Fear cements this system together. Fear is the adhesive that holds each part in its place. […] What is fear then? What are its characteristics? What is it about fear that is so effective in compelling women to be good soldiers on the side of the enemy?
Fear, as women experience it, has three main characteristics: it is isolating; it is confusing; and it is debilitating. When a woman violates a rule which spells out her proper behavior as a female, she is singled out by men, their agents, and their culture as a troublemaker. The rebel’s isolation is real in that she is avoided, or ignored, or chastised, or denounced. Acceptance back into the community of men, which is the only viable and sanctioned community, is contingent on her renunciation and repudiation of her deviant behavior. Every girl as she is growing up experiences this form and fact of isolation. She learns that it is an inevitable consequence of any rebellion, however small. By the time she is a woman, fear and isolation are tangled into a hard, internal knot so that she cannot experience one without the other. […]
Confusion, too, is an integral part of fear. It is confusing to be punished for succeeding—for climbing a tree, or excelling in mathematics. It is impossible to answer the question, “What did I do wrong?” As a result of the punishment which is inevitable when she succeeds, a girl learns to identify fear with confusion and confusion with fear. By the time she is a woman, fear and confusion are triggered simultaneously by the same stimuli and they cannot be separated from each other.

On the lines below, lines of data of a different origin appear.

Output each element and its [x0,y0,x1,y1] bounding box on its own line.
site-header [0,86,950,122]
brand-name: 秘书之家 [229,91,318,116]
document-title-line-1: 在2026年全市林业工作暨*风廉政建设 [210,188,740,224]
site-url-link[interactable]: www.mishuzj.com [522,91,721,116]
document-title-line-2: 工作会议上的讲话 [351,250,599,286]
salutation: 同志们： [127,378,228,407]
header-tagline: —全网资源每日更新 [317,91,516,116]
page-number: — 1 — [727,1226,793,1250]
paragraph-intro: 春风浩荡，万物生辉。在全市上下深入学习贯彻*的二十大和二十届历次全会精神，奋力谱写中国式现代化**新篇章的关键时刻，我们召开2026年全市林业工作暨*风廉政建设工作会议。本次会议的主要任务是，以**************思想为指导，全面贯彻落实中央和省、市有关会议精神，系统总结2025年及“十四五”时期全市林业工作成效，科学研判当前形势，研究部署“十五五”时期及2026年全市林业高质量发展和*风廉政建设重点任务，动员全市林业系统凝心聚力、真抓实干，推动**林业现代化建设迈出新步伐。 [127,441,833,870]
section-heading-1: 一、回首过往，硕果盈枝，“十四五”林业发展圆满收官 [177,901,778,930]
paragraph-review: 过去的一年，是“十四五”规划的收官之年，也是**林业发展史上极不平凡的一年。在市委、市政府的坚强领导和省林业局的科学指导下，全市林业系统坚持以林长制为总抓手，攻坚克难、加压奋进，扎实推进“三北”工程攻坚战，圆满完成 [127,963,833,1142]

Fear, for women, is isolating and confusing. It is also consistently and progressively debilitating. Each act outside a woman’s allowable sphere provokes punishment— and this punishment is as inevitable as nightfall. Each punishment inculcates fear. Like a rat, a woman will try to avoid those high-voltage electric shocks which seem to mine the maze. […] This interplay of the memory of pain, the anticipation of pain, and the reality of pain in a given circumstance makes it virtually impossible for a woman to perceive the daily indignities to which she is subjected, much less to assert herself against them or to develop and stand for values which undermine or oppose male supremacy. The effects of this cumulative, progressive, debilitating aspect of fear are mutilating, and male culture provides only one possible resolution: complete and abject submission.